The novel starts out well enough. We meet the mysterious tenant, a woman living alone with her young son in the dilapidated hall of the title and supporting herself by her art. That her life is hard, but that she is making it, in a way that few ladies did in those times, is the first evidence we have that this might be, as it has been called, the first feminist novel. When we learn more about her backstory, that she had deserted her cad of a husband and is hiding out from him for fear that he will take the child from her, this characterization of the book seems even more apt. "The slamming of [the protagonist Helen's] bedroom door against her husband reverberated throughout Victorian England," said suffragist May Sinclair in 1913.
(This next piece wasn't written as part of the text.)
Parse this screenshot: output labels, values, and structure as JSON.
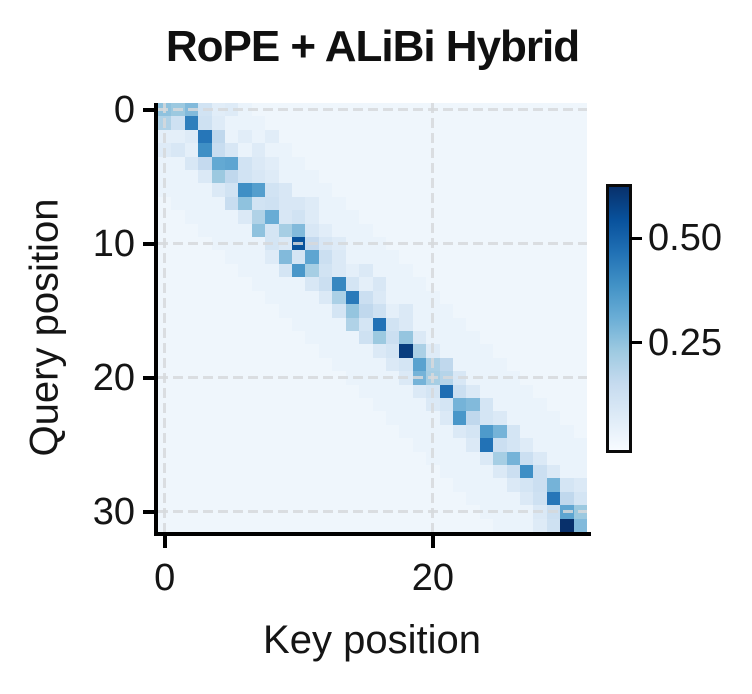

Alas, however, feminism seems not to be the primary underpinning of this novel. That would be the strict and melancholy Christianity practiced by the protagonist and perhaps by Anne Brontë as well. It is no surprise, therefore, that at the end of the novel, with the caddish husband having died of his dissipation, Helen is free to marry the man she has come to love and, one assumes, to leave behind the unconventional life of a feminist icon.
It is telling that the first section of the novel is told in letters written by Helen's future husband (the good one), the central section is in Helen's voice, pages from her diary, but then, in the third and final section we're placed back in the hands of the man. The structure of the novel—letters-diary-letters—calls attention to itself. That makes it hard to ignore that the story only reaches a resolution when it is placed back in the hands of a male character, though to be sure, that is complicated by the fact that that man was written by a woman.
This is Anne Brontë's second novel. I'm not overly eager to read her first, Agnes Grey.